Each winter the parks department put up boards and the fire department’s hoses filled the enclosure with water that soon formed an icy rink. He stayed out on the ice for hours, in 20-degree weather, warmed by exertion. Not a great skater, he preferred staying in the goal. The parks didn’t supply goalie gear for the pickup games he played. He asked that fellow players not raise the puck above the knees since he had neither chest protection nor a mask. He did have a first-basemen’s baseball glove and a goalie stick.
He made do with regular shin guards that were usually enough against the younger players. There came a time when one did raise the puck high, hitting the frame of the glasses that covered his face. The impact took a chip from the frame, but didn’t hit the lens, fortunately for his sight in that eye.
I spent nine years of my childhood in the Dakotas, and I remember how popular hockey was where I grew up. I wasn’t that good a skater, but my friends and I would mess around and set up our own goals after the James River froze over.
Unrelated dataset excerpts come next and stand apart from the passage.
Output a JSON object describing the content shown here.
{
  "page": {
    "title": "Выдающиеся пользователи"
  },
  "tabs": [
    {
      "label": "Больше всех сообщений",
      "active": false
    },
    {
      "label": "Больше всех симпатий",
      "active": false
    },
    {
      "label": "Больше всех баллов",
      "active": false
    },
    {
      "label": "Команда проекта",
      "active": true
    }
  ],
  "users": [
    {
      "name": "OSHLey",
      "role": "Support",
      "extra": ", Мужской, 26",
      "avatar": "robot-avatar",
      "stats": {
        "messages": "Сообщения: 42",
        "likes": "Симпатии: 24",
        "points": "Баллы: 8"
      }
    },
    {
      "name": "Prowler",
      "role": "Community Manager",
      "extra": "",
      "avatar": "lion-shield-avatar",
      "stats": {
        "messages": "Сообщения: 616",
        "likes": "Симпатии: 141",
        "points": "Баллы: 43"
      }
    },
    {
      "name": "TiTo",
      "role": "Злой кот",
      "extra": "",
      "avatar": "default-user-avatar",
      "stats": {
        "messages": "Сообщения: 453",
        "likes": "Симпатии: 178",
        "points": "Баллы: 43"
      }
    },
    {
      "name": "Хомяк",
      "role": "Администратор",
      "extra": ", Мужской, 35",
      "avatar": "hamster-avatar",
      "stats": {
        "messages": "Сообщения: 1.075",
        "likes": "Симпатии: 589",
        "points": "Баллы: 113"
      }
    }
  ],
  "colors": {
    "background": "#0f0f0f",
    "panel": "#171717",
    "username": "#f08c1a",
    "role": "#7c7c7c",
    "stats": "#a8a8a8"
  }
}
We moved to California when I was starting high school. I knew the climate wasn’t conducive to hockey, but I couldn’t believe how many kids played soccer in my new home. Nobody played soccer at the time in the Dakotas.
Of course, I’m curious if this is fiction or a first-hand account. I remember watching professional hockey growing up when some goalies didn’t wear facemasks. That seems insane with how fast a hard puck can travel.
I could have written this in first person. 100% my life events. I wasn’t that good a skater either–that’s why I mainly played goalie, although I had rockers on my skates; not the flat blades goalies use.